What do you get when you cross a werewolf and a vampire?
A fur coat that fangs around your neck.
I know a guy who absolutely loves his pet Parrot.
He is Polly-Amorous.
How do you find out how heavy a whale is?
Take them to a whale-weigh station.
Skeleton 1: Why are graveyards so noisy?
Skeleton 2: I don't know. Why?
Skeleton 1: Because of all the coffin.
I'm Claus-trophobic.
Did you hear about the monkeys who shared an Amazon account?
They were Prime mates!
Minding my own business, when someone I thought was my friend threw a serving plate full of bumblebees at me.
I was bee-trayed.
Why do cows think cooks are mean?
They whip cream.
What do you call a big Irish spider?
A Paddy long legs.
Every single morning I get hit by the same bike.
It's a vicious cycle.
What was the light bulb’s occupation?
He was a conductor
What do you call a funny bone?
A humerus.
I caught the chef sticking his hand in the cooking pot. He looked at me and said...
"I was just feeling a little chili."
How can you tell which end of a worm is which?
Tickle it in the middle and see which end laughs!
What do you call a dinosaur with a foul mouth? Bronto-swore-us.
Why do old artists never die? They just put things in perspective.
When the drivers ran out of fuel in the grassland, they refueled their tanks with grass-oline!
How did one become a medieval executioner?
You had to axe nicely.
Hear about the race between the Yeti and the Sasquatch?
The Sasquatch won, by a big foot.
What do you call the first person to kill someone with a gun?
First person shooter
Some people say Greece should stop using the euro as currency...
I think they're being over-drachmatic.
Why did the advertising tycoons hire a bunch of apes?
They were running a gorilla marketing campaign.
What is the most affordable type of meat that we would purchase?
“Dear balls because they are always under a buck.”
Is your refrigerator running? I was hoping to vote for it.
Why was the Geologist expelled from Reform School? He was a dirty layer!
Whoever slit the sheets is a good sheet slitter.
I tried my hand at cinematography, but it didn't really pan out.
What do you call a cow in a rooster costume? Roost beef.
Easter and April Fools fall on the same day this year...
You could say it only happens once in a blue moon.

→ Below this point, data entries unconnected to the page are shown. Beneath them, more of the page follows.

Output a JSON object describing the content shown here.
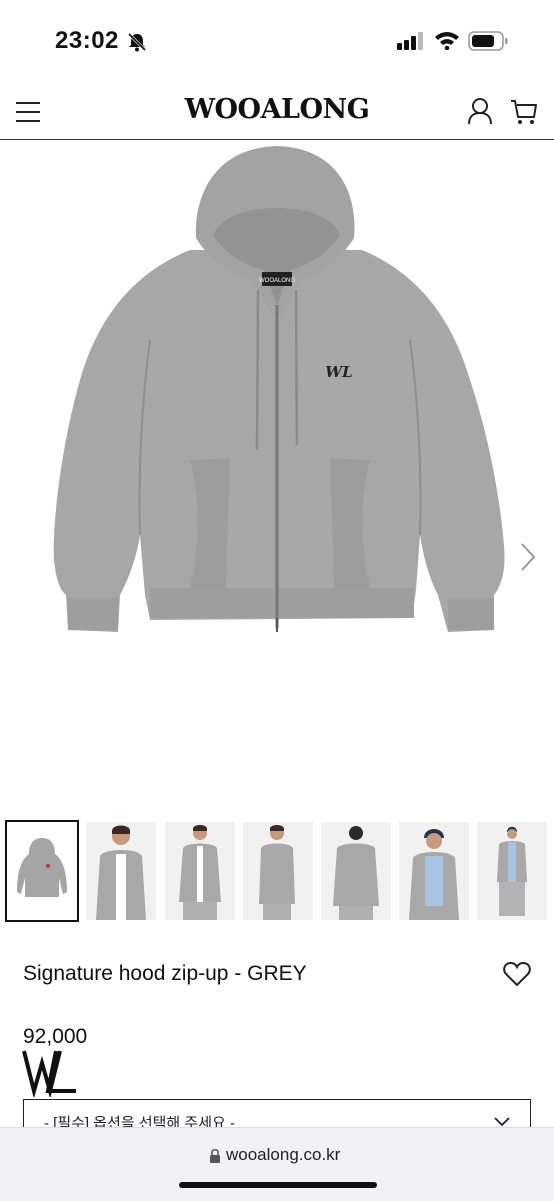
{
  "status_bar": {
    "time": "23:02"
  },
  "header": {
    "brand": "WOOALONG"
  },
  "product": {
    "name": "Signature hood zip-up - GREY",
    "price": "92,000",
    "neck_label": "WOOALONG",
    "chest_logo": "WL"
  },
  "option_select": {
    "placeholder": "- [필수] 옵션을 선택해 주세요 -"
  },
  "thumbnails": [
    {
      "kind": "product",
      "selected": true
    },
    {
      "kind": "model-front"
    },
    {
      "kind": "model-front-pants"
    },
    {
      "kind": "model-side"
    },
    {
      "kind": "model-back"
    },
    {
      "kind": "model-beanie"
    },
    {
      "kind": "model-full"
    }
  ],
  "browser": {
    "url": "wooalong.co.kr"
  },
  "colors": {
    "hoodie": "#a7a7a7",
    "hoodie_shadow": "#8e8e8e",
    "text": "#111111"
  }
}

What do you call a snowman party?
A snowball.
What do you call a girl with no arms, no legs, sitting in a watermelon patch?
“Melanie! (melon-y)”
I bought a larger sink with a built in subwoofer.
My current one doesn't have enough basin.
A pony goes to see the doctor one day.
He says, "Doc, you've got to help me. I've had this terrible sore throat for weeks and I think there must be some badly wrong."
The doctor examines him and then reassures him saying, "It's okay, it's nothing serious; you're just a little horse."
Since it's Mothers Day weekend, I decided to make sure my wife woke up with a BIG SMILE on her face this morning...
Now I can't have Sharpies in the house anymore.
I can’t afford to pay for electricity anymore; these are some dark times.
Vikings aren't afraid of death.
They know they'll be Bjorn again.
A burglar broke into my house and took all my condiments, now I'm Spiceless in Seattle.
What do you call a monkey with a banana in each ear?
Anything you want, he can’t hear you.
I got tired of fighting straw...
So I hit the hay.
Did you know that fighting increases your risk of heart attack?
Because it's assault.
Where do saplings graduate from? Elementree school.
What do you get when you cross a pig and superman?
The Man of Squeal.
Is this a science class? Because we have great chemistry.
What happens to elves who misbehave?
They get the sack.
What goes inside elves’ pointy shoes?
Their mistletoes.
What did the giant say to Jack when he caught him sneaking around his castle?
"Have you bean stalking me?"
When fishing, is there ever a good reason to take the worm off the hook?
I guess that’s debaitable.
What do you call a pig that practices karate? A pork chop!”
Why was the bread actor so unhappy?
She lost out on a juicy roll.
The soup that she cooks is so thick that the kitchen would go around when she stirs it.